Beauftragt der Bauherr einen Statiker, ist der zeitgleich beauftragte Architekt zur Prüfung der Statik nur in dem Umfang verpflichtet, als dies dem allgemeinen Wissensstand des Architekten zugeordnet werden kann.
LG Frankfurt/Main, Urteil vom 17.01.2025, Az. 2-31 O 186/24
Sachverhalt
Die Kläger begehren von dem beklagten Architekten Schadensersatz. Vorgeworfen wird dem Architekten unter anderem, dass dieser einen Fehler in der Statik nicht erkannt habe. Das Landgericht Frankfurt verurteilt den Architekten antragsgemäß.
Ausgeführt wurde das Bauwerk durch den Rohbauer mittels einer Mauerwerkswand, die Statik hatte hier keine Mauerwerkswand vorgesehen und folgerichtig auch nicht berechnet.

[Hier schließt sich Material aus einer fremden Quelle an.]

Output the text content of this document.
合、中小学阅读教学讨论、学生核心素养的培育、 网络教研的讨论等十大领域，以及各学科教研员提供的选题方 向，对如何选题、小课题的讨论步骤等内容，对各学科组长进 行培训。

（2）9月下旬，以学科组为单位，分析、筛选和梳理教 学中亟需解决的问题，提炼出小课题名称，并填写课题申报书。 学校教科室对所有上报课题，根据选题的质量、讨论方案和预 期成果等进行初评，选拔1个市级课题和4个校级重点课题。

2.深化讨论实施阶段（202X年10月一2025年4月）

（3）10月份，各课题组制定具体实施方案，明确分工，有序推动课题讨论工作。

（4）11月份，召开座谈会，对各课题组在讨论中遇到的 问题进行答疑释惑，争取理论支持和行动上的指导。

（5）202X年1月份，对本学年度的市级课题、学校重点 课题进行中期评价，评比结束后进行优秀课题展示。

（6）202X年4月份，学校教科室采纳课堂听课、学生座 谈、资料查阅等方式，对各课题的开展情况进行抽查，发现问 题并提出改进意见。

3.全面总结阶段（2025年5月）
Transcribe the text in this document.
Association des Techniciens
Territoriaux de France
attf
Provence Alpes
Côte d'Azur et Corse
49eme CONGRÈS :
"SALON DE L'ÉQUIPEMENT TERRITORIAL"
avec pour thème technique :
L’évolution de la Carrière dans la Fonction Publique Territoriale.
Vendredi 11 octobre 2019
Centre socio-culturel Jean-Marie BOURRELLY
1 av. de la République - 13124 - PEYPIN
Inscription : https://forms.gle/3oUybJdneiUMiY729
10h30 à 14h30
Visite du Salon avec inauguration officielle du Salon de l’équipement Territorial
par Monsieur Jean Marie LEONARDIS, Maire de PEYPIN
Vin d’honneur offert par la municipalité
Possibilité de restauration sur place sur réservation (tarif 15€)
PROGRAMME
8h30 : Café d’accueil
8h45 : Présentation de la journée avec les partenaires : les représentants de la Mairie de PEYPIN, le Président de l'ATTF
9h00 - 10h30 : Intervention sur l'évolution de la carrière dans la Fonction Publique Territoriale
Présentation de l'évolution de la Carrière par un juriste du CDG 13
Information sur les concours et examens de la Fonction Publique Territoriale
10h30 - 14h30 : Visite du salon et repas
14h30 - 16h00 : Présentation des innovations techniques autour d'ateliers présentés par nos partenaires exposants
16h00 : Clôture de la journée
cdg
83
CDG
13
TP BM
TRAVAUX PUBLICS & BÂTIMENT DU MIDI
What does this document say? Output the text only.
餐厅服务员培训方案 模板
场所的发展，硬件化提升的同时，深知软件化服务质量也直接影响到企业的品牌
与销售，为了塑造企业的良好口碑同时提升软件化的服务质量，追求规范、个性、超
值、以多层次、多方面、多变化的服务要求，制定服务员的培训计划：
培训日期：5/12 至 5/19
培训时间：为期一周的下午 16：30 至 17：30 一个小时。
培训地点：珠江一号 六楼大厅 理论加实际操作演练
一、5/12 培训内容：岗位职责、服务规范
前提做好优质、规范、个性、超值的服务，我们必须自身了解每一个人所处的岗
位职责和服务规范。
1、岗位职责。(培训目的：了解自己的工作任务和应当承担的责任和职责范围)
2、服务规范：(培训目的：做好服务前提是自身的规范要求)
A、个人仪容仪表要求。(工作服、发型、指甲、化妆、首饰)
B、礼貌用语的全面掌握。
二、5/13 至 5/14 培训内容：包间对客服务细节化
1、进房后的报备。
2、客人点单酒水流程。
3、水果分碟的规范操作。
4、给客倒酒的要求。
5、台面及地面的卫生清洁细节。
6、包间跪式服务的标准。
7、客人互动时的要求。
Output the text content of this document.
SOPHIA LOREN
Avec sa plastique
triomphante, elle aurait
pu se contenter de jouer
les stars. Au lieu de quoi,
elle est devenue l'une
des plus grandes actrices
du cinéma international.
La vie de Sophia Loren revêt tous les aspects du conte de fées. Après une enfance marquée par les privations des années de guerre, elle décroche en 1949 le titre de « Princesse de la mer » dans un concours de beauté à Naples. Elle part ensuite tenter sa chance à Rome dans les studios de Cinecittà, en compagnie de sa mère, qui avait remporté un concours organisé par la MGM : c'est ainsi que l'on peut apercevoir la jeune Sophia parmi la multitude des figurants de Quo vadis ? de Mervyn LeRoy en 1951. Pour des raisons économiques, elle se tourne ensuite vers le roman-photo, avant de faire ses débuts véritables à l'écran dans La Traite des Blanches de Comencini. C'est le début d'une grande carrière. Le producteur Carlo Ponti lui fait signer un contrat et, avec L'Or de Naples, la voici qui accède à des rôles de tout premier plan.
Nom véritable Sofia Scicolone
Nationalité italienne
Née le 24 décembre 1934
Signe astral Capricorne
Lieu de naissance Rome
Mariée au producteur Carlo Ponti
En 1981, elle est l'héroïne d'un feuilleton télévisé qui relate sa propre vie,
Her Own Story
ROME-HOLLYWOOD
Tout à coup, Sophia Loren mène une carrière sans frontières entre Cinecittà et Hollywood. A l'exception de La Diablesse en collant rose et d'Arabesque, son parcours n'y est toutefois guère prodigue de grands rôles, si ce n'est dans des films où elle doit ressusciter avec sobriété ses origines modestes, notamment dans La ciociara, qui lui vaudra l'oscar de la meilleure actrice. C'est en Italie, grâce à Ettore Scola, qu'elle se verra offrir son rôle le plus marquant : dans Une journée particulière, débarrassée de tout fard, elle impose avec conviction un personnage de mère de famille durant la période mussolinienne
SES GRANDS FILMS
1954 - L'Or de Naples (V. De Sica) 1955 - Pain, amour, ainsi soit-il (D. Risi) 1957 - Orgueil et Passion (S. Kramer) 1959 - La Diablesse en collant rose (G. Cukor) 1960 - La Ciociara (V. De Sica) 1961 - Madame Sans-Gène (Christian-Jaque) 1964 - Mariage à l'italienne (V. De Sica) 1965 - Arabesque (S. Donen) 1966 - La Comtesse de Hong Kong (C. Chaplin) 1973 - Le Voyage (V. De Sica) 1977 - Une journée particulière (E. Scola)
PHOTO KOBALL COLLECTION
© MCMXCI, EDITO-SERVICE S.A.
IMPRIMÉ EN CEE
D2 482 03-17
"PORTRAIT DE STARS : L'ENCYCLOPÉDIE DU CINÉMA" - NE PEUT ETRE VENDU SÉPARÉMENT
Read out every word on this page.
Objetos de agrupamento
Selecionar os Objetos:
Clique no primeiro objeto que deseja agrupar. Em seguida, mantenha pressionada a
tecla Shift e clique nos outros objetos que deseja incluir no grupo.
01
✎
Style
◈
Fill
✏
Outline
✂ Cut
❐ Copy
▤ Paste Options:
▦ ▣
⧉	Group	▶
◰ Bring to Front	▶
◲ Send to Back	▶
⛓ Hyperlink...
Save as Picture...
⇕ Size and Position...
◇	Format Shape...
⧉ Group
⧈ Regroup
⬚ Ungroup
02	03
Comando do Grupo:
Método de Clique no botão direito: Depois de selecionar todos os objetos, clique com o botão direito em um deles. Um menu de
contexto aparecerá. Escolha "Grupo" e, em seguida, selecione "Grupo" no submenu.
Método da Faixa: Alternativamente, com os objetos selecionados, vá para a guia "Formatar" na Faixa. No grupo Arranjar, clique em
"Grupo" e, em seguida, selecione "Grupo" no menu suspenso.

Dadurch kam es zu Rissen im Bauwerk. Der Architekt war untätig geblieben, obgleich Ausführungsplanung (Mauerwerk) und die statische Berechnung (Stahlbeton) unterschiedliche Ausführungsvarianten aufwiesen. Das Landgericht hat ausgeführt, dass der Bauherr einen Sonderfachmann mit der Erstellung der Statik beauftragt hatte. Dennoch sei der Architekt verpflichtet, eine funktionsfähige Planung herzustellen. Daraus folgt, dass der Architekt für ihn unschwer erkennbare Anhaltspunkte für eine mangelhafte Leistung des Sonderfachmannes näher zu prüfen und gegebenenfalls durch Hinweise zu reagieren hat. Der Widerspruch zwischen der Statik, die Stahlbeton vorsah, und der Ausführungsplanung (Mauerwerk) war auch für den planenden Architekten erkennbar, da der Architekt dies ohne Spezialkenntnisse hätte erkennen können und müssen. Der Architekt ist nämlich gehalten, Prüfungen der Plausibilität der Fachplanungen vorzunehmen, was unstreitig hier nicht geschehen sei.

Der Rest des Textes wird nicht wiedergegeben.